Within 27 years of its State independence being restored, Azerbaijan has succeeded in becoming a leading State in the South Caucasus region, thus gaining keynote speech status in several energy and transport projects of regional and European importance. It is extremely difficult for a small country like Azerbaijan to stay independent without falling under the influence of some great political power and foreign State while pursuing a fully independent policy. It should also be  taken into account that 20% of Azerbaijan's territories are under the occupation of neighbouring Armenia.

Azerbaijan, which is today preparing to celebrate the 100th anniversary of its independence, needs much support as a young democracy. Nonetheless, much anxiety is generated by that fact that, in some cases, pressure, artificial barriers, unfair criticisms and attacks emerge from the place that is expected to render support. If double standards become the core principle of functioning in prominent institutions, such as the Council of Europe, the OSCE and the European Parliament, this becomes a source of danger for democracy, the independence of various countries and the future existence of these organisations.

Today, there is a greater need than ever to protect democracy from fake democrats. Let us advance hand in hand, unanimous and together, so that these evil elements and the black forces cannot weaken us.

Mr VOVK (Ukraine) – One of the hard-won, fundamental European values laid in the foundation of the Council of Europe is the ideal of “peace through law”. The Council of Europe’s mission to prevent wars is based on upholding the rule of law, and on respecting international agreements and legal order.

We Ukrainians emphasise a simple truth: "pacta sunt servanda" – "agreements must be kept". This principle of international law covers all international rules-based agreements, including the Budapest Memorandum on Security Assurances in Connection with Ukraine’s Accession to the Treaty on the Non-Proliferation of Nuclear Weapons.

When the Soviet Union collapsed, Ukraine inherited the world's third largest nuclear arsenal, including some 2 000 strategic nuclear warheads, which was two and a half times larger than the nuclear arsenal of the United Kingdom, France and China combined. Ukraine voluntarily agreed to give up its nuclear arms in exchange for international guarantees of its security and territorial integrity. There is no doubt that Ukraine has delivered on its commitments on nuclear disarmament fully and in good faith.

The Budapest Memorandum has indisputably an internationally legal and binding character, and contains commitments given in exchange for nuclear disarmament by Ukraine. The Russian Federation’s aggression against Ukraine, including the illegal annexation of Crimea, undermines the global nuclear non-proliferation regime, and prompts other States to view nuclear weapons as a legitimate means of deterrence against aggression. How can Europe ignore this fundamental international legal document that deals with the single most significant aspect of the world’s collective security – the principle of nuclear non-proliferation? What kind of destructive signal does it send to the whole world, in particular to North Korea and Iran?
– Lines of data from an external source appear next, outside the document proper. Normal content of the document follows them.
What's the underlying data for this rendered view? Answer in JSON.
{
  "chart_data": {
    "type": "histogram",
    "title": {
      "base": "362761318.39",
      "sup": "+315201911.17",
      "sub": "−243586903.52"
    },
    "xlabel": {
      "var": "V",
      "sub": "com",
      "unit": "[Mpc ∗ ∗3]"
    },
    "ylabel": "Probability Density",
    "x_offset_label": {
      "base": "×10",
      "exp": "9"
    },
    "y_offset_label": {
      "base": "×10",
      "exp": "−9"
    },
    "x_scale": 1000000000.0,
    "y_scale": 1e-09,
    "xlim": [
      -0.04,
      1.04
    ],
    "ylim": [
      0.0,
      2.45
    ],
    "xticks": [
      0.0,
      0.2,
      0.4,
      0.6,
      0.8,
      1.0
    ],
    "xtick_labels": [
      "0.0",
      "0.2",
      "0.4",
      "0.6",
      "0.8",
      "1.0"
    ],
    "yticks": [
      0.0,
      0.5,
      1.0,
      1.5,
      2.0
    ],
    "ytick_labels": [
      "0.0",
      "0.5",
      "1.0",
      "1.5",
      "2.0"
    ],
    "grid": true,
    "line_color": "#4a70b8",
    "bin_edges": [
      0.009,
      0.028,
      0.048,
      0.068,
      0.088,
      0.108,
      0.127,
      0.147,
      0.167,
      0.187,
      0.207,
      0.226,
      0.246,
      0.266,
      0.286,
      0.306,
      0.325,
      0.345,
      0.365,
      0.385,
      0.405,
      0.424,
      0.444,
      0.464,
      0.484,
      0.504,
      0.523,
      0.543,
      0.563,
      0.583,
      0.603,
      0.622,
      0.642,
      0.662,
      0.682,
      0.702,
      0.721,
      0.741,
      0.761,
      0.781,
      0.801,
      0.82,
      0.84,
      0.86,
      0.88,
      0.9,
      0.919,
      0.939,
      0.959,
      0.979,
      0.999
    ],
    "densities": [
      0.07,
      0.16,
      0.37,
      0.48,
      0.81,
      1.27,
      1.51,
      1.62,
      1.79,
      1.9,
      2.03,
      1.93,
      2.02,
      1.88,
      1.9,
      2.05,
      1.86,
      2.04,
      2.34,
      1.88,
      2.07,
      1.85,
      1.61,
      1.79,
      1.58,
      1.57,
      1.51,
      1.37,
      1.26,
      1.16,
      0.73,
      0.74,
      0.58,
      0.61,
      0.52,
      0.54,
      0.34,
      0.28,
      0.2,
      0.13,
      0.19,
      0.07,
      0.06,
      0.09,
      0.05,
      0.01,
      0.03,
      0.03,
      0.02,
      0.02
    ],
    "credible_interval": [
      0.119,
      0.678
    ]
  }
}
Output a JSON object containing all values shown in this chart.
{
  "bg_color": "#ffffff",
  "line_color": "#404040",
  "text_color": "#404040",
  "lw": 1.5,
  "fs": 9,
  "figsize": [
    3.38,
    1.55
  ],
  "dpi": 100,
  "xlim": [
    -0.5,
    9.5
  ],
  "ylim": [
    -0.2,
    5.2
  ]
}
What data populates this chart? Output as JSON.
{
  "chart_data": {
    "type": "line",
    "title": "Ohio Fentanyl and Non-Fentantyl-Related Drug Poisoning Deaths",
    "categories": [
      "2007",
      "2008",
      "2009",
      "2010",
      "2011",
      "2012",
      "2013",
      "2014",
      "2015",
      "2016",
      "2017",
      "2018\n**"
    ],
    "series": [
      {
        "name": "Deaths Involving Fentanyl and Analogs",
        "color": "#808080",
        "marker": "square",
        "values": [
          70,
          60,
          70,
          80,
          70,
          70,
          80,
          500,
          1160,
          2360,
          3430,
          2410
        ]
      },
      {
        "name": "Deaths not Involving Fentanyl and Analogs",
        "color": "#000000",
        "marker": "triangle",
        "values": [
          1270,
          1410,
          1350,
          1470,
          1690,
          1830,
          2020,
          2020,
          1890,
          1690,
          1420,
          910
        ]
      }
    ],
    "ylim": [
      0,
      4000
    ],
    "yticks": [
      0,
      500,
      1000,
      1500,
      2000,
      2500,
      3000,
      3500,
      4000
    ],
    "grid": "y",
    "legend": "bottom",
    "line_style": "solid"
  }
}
I believe that defending democratic security in Europe requires the Council of Europe, along with the Organization on Security and Co-operation in Europe, to finally face the challenge of the Russian Federation’s blatant violation of the international agreements in the sphere of disarmament and nuclear non-proliferation. If the international community, including our Organisation, does not stand firmly by the Budapest Memorandum, it will be a step towards the further collapse of the rule of international law. This respected Organisation must work to maintain international peace and order. Forgiveness of Russian sins in exchange for Russian money will put an end to the Council of Europe as a value-based Organisation.